Decoupling Spatial Localization: Outsourcing localization to a CoT Planner produces verifiable bounding boxes as hard anchors, allowing the diffusion model to focus solely on local generation. This structural intermediate reduces task difficulty and data dependence.
Dual-Channel Guidance: Using rigid boxes for spatial anchors and flexible instructions for semantic/physical priors is more robust than embedding all constraints into a single text prompt.
Bidirectional Coupling: The Reverse-Connector allows high-level semantics to rectify low-level modules (Editor \(\rightarrow\) Mask). This bidirectional connector strategy can be adapted to any "localization + generation" serial pipeline.
CoT Beyond Text: This work applies CoT to "semantic \(\rightarrow\) spatial coordinate" translation, demonstrating that explicit reasoning of physical rules can directly drive generated trajectories.

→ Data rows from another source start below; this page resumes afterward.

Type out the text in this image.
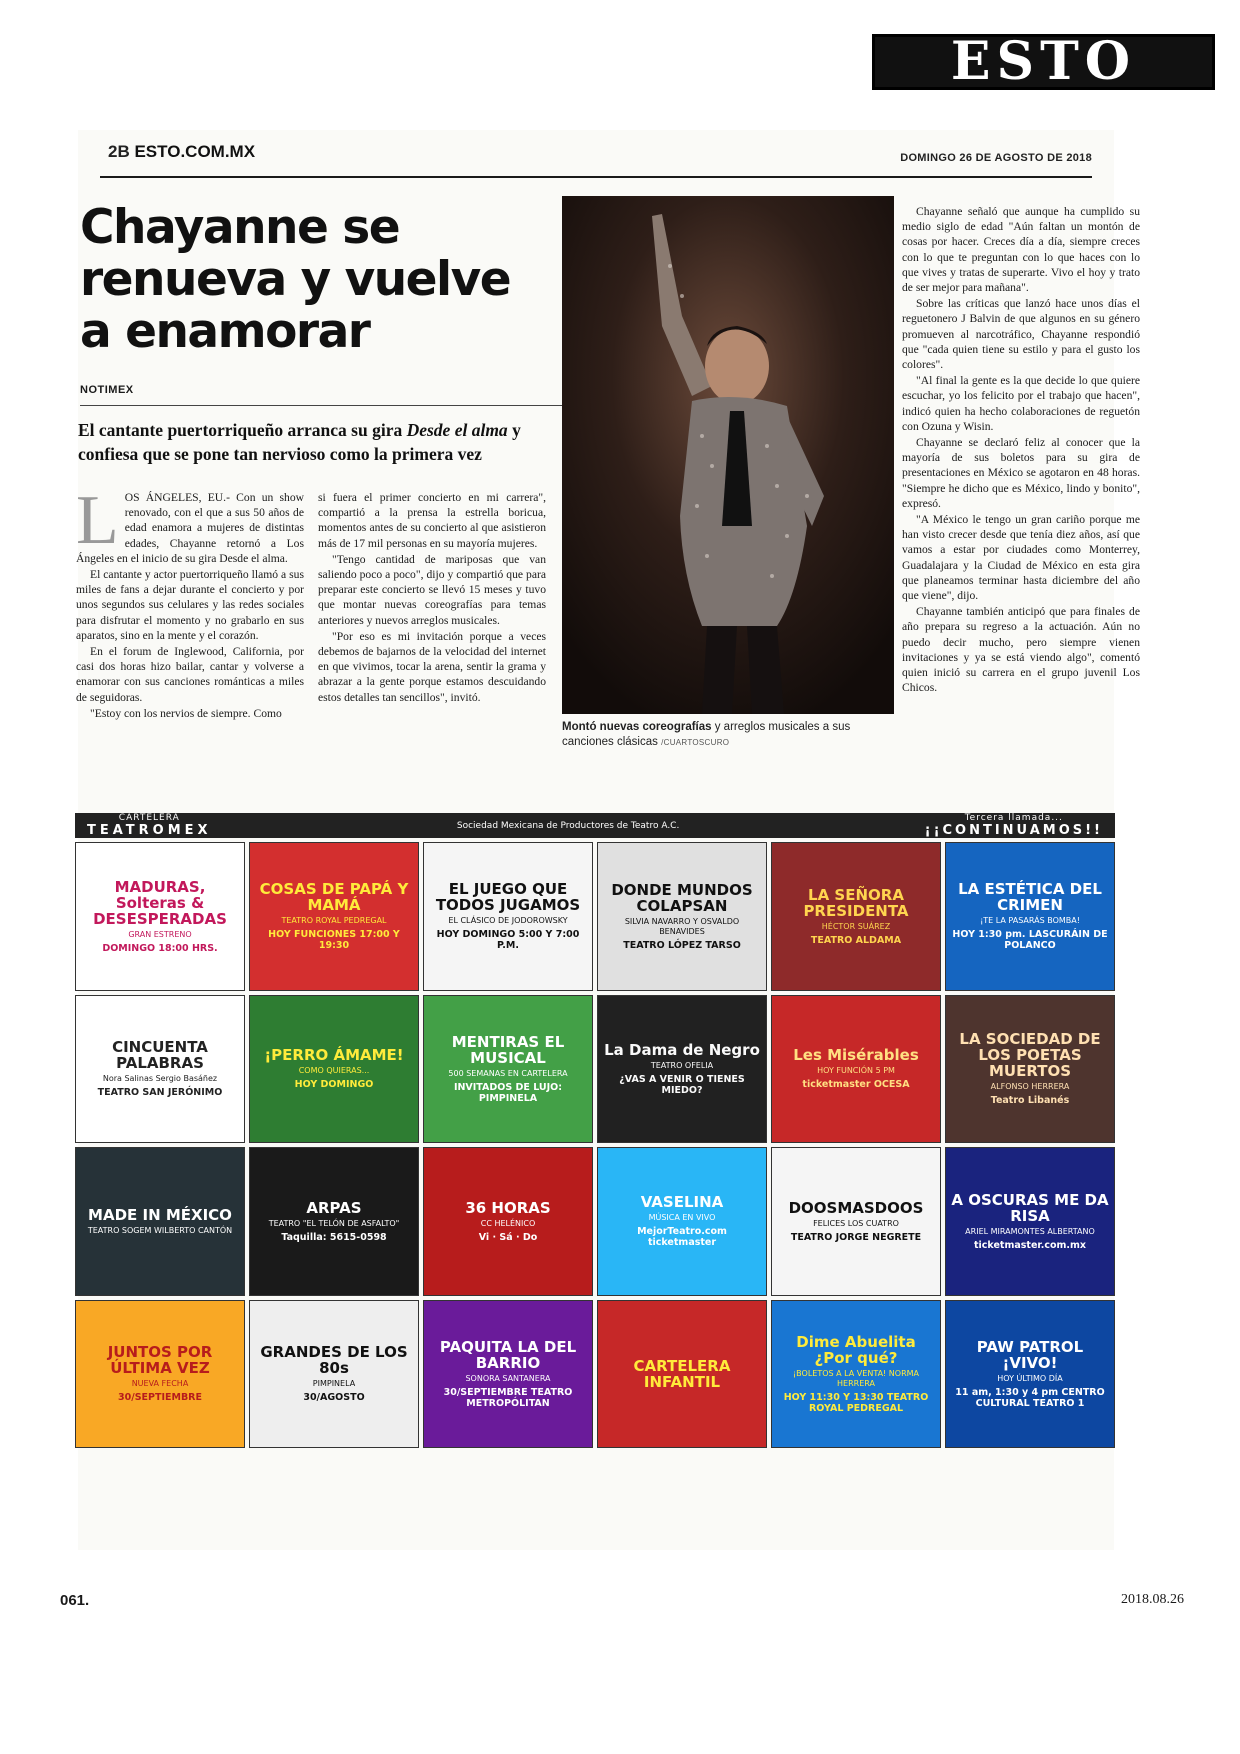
ESTO
2B ESTO.COM.MX	DOMINGO 26 DE AGOSTO DE 2018
Chayanne se renueva y vuelve a enamorar
NOTIMEX
El cantante puertorriqueño arranca su gira Desde el alma y confiesa que se pone tan nervioso como la primera vez
L OS ÁNGELES, EU.- Con un show renovado, con el que a sus 50 años de edad enamora a mujeres de distintas edades, Chayanne retornó a Los Ángeles en el inicio de su gira Desde el alma.

El cantante y actor puertorriqueño llamó a sus miles de fans a dejar durante el concierto y por unos segundos sus celulares y las redes sociales para disfrutar el momento y no grabarlo en sus aparatos, sino en la mente y el corazón.

En el forum de Inglewood, California, por casi dos horas hizo bailar, cantar y volverse a enamorar con sus canciones románticas a miles de seguidoras.

"Estoy con los nervios de siempre. Como

si fuera el primer concierto en mi carrera", compartió a la prensa la estrella boricua, momentos antes de su concierto al que asistieron más de 17 mil personas en su mayoría mujeres.

"Tengo cantidad de mariposas que van saliendo poco a poco", dijo y compartió que para preparar este concierto se llevó 15 meses y tuvo que montar nuevas coreografías para temas anteriores y nuevos arreglos musicales.

"Por eso es mi invitación porque a veces debemos de bajarnos de la velocidad del internet en que vivimos, tocar la arena, sentir la grama y abrazar a la gente porque estamos descuidando estos detalles tan sencillos", invitó.

Montó nuevas coreografías y arreglos musicales a sus canciones clásicas /CUARTOSCURO

Chayanne señaló que aunque ha cumplido su medio siglo de edad "Aún faltan un montón de cosas por hacer. Creces día a día, siempre creces con lo que te preguntan con lo que haces con lo que vives y tratas de superarte. Vivo el hoy y trato de ser mejor para mañana".

Sobre las críticas que lanzó hace unos días el reguetonero J Balvin de que algunos en su género promueven al narcotráfico, Chayanne respondió que "cada quien tiene su estilo y para el gusto los colores".

"Al final la gente es la que decide lo que quiere escuchar, yo los felicito por el trabajo que hacen", indicó quien ha hecho colaboraciones de reguetón con Ozuna y Wisin.

Chayanne se declaró feliz al conocer que la mayoría de sus boletos para su gira de presentaciones en México se agotaron en 48 horas. "Siempre he dicho que es México, lindo y bonito", expresó.

"A México le tengo un gran cariño porque me han visto crecer desde que tenía diez años, así que vamos a estar por ciudades como Monterrey, Guadalajara y la Ciudad de México en esta gira que planeamos terminar hasta diciembre del año que viene", dijo.

Chayanne también anticipó que para finales de año prepara su regreso a la actuación. Aún no puedo decir mucho, pero siempre vienen invitaciones y ya se está viendo algo", comentó quien inició su carrera en el grupo juvenil Los Chicos.

CARTELERA
TEATROMEX	Sociedad Mexicana de Productores de Teatro A.C.
Tercera llamada...
¡¡CONTINUAMOS!!
MADURAS, Solteras & DESESPERADAS
GRAN ESTRENO
DOMINGO 18:00 HRS.
COSAS DE PAPÁ Y MAMÁ
TEATRO ROYAL PEDREGAL
HOY FUNCIONES 17:00 Y 19:30
EL JUEGO QUE TODOS JUGAMOS
EL CLÁSICO DE JODOROWSKY
HOY DOMINGO 5:00 Y 7:00 P.M.
DONDE MUNDOS COLAPSAN
SILVIA NAVARRO Y OSVALDO BENAVIDES
TEATRO LÓPEZ TARSO
LA SEÑORA PRESIDENTA
HÉCTOR SUÁREZ
TEATRO ALDAMA
LA ESTÉTICA DEL CRIMEN
¡TE LA PASARÁS BOMBA!
HOY 1:30 pm. LASCURÁIN DE POLANCO
CINCUENTA PALABRAS
Nora Salinas Sergio Basáñez
TEATRO SAN JERÓNIMO
¡PERRO ÁMAME!
COMO QUIERAS...
HOY DOMINGO
MENTIRAS EL MUSICAL
500 SEMANAS EN CARTELERA
INVITADOS DE LUJO: PIMPINELA
La Dama de Negro
TEATRO OFELIA
¿VAS A VENIR O TIENES MIEDO?
Les Misérables
HOY FUNCIÓN 5 PM
ticketmaster OCESA
LA SOCIEDAD DE LOS POETAS MUERTOS
ALFONSO HERRERA
Teatro Libanés
MADE IN MÉXICO
TEATRO SOGEM WILBERTO CANTÓN
ARPAS
TEATRO "EL TELÓN DE ASFALTO"
Taquilla: 5615-0598
36 HORAS
CC HELÉNICO
Vi · Sá · Do
VASELINA
MÚSICA EN VIVO
MejorTeatro.com ticketmaster
DOOSMASDOOS
FELICES LOS CUATRO
TEATRO JORGE NEGRETE
A OSCURAS ME DA RISA
ARIEL MIRAMONTES ALBERTANO
ticketmaster.com.mx
JUNTOS POR ÚLTIMA VEZ
NUEVA FECHA
30/SEPTIEMBRE
GRANDES DE LOS 80s
PIMPINELA
30/AGOSTO
PAQUITA LA DEL BARRIO
SONORA SANTANERA
30/SEPTIEMBRE TEATRO METROPÓLITAN
CARTELERA INFANTIL
Dime Abuelita ¿Por qué?
¡BOLETOS A LA VENTA! NORMA HERRERA
HOY 11:30 Y 13:30 TEATRO ROYAL PEDREGAL
PAW PATROL ¡VIVO!
HOY ÚLTIMO DÍA
11 am, 1:30 y 4 pm CENTRO CULTURAL TEATRO 1
061.	2018.08.26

Limitations & Future Work¶

Reliance on Planner Quality: Since spatial anchors originate from the MLLM, incorrect bounding boxes in crowded or fast scenes will mislead downstream stages. The paper lacks independent quantitative metrics for planner localization accuracy (e.g., IoU).
Evaluation Bias: Core findings (physical rules, spatial relations) rely on Gemini scoring, which may contain model-specific biases. The 100-video evaluation set is relatively small.
Training Data: The second stage requires high-quality mask-annotated pairs (100k internal pairs), posing a barrier to reproduction.
Temporal Consistency (TC): Our TC score is slightly lower than some baselines; whether multi-module concatenation introduces temporal instability warrants further analysis.

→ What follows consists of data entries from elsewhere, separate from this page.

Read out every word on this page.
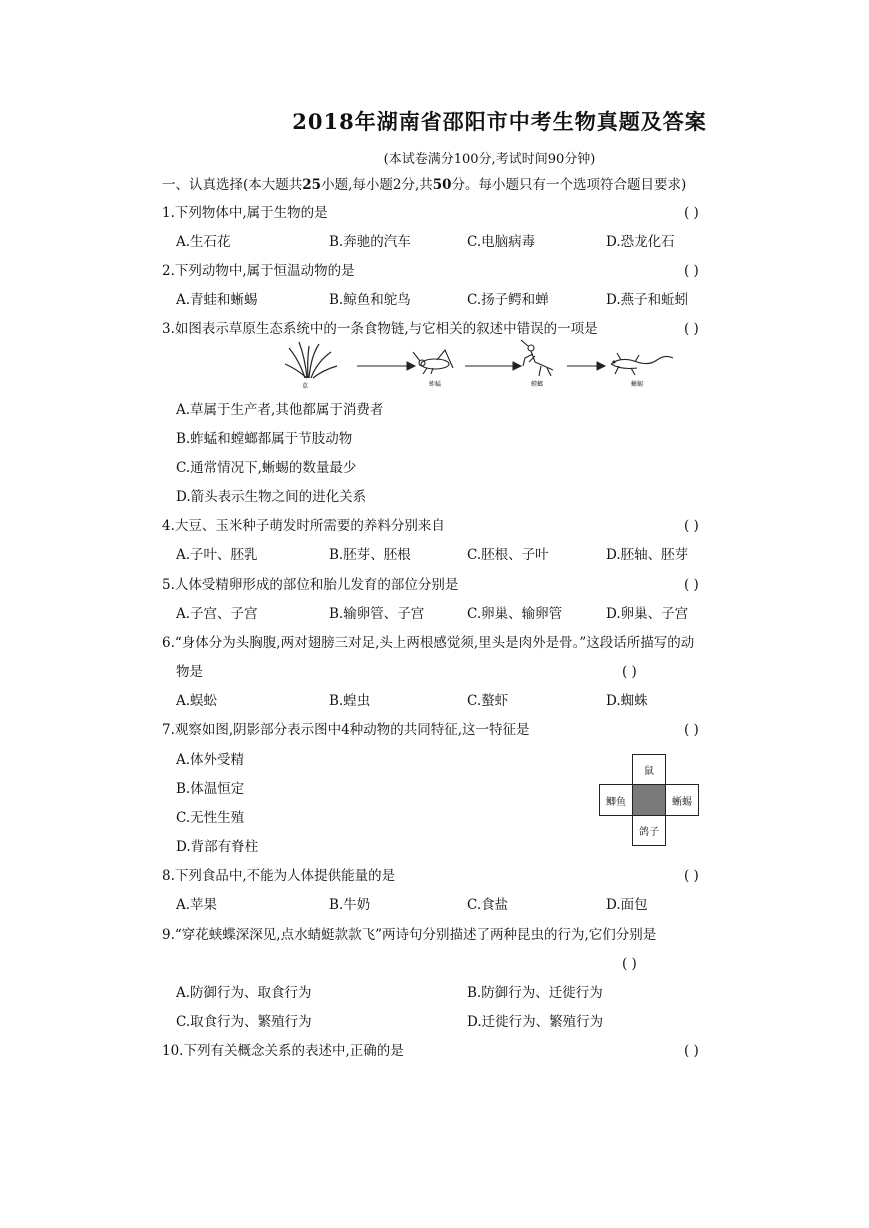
2018年湖南省邵阳市中考生物真题及答案
(本试卷满分100分,考试时间90分钟)
一、认真选择(本大题共25小题,每小题2分,共50分。每小题只有一个选项符合题目要求)
1.下列物体中,属于生物的是	( )
A.生石花	B.奔驰的汽车	C.电脑病毒	D.恐龙化石
2.下列动物中,属于恒温动物的是	( )
A.青蛙和蜥蜴	B.鲸鱼和鸵鸟	C.扬子鳄和蝉	D.燕子和蚯蚓
3.如图表示草原生态系统中的一条食物链,与它相关的叙述中错误的一项是	( )
草	蚱蜢	螳螂	蜥蜴
A.草属于生产者,其他都属于消费者
B.蚱蜢和螳螂都属于节肢动物
C.通常情况下,蜥蜴的数量最少
D.箭头表示生物之间的进化关系
4.大豆、玉米种子萌发时所需要的养料分别来自	( )
A.子叶、胚乳	B.胚芽、胚根	C.胚根、子叶	D.胚轴、胚芽
5.人体受精卵形成的部位和胎儿发育的部位分别是	( )
A.子宫、子宫	B.输卵管、子宫	C.卵巢、输卵管	D.卵巢、子宫
6.“身体分为头胸腹,两对翅膀三对足,头上两根感觉须,里头是肉外是骨。”这段话所描写的动
物是	( )
A.蜈蚣	B.蝗虫	C.螯虾	D.蜘蛛
7.观察如图,阴影部分表示图中4种动物的共同特征,这一特征是	( )
A.体外受精
B.体温恒定
C.无性生殖
D.背部有脊柱
鼠
鲫鱼	蜥蜴
鸽子
8.下列食品中,不能为人体提供能量的是	( )
A.苹果	B.牛奶	C.食盐	D.面包
9.“穿花蛱蝶深深见,点水蜻蜓款款飞”两诗句分别描述了两种昆虫的行为,它们分别是
( )
A.防御行为、取食行为	B.防御行为、迁徙行为
C.取食行为、繁殖行为	D.迁徙行为、繁殖行为
10.下列有关概念关系的表述中,正确的是	( )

vs. Lucy-1.1 / InsViE: These end-to-end models lack strong instruction injection mechanisms. Ours outperforms them in spatial relations (0.841 vs. 0.769) and physical rules (0.741 vs. 0.488) by externalizing localization to a CoT planner.
vs. InstructX: InstructX uses MLLM for semantic generalization but relies on implicit attention for spatial constraints. Ours uses explicit bounding boxes and masks.
vs. OmniVideo: OmniVideo is the strongest baseline (FVD 1076), yet ours achieves better scores in physical rules and spatial relations due to the explicit injection of physical/spatial priors rather than just scaling the model.

Rating¶

Novelty: ⭐⭐⭐⭐ Plan–Guide–Edit + CoT effectively externalizes spatial localization. The bidirectional box/mask coupling is a clean and effective combination of innovations.
Experimental Thoroughness: ⭐⭐⭐⭐ Solid comparison with 6 strong baselines, multi-dimensional metrics, and dual ablations. However, independent quantification of the planner is missing.
Writing Quality: ⭐⭐⭐⭐ Clear motivation, well-defined module responsibilities, and easy-to-understand pipeline description.
Value: ⭐⭐⭐⭐ High utility for instruction video editing in complex scenes; the decoupling strategy for diffusion models is highly transferable.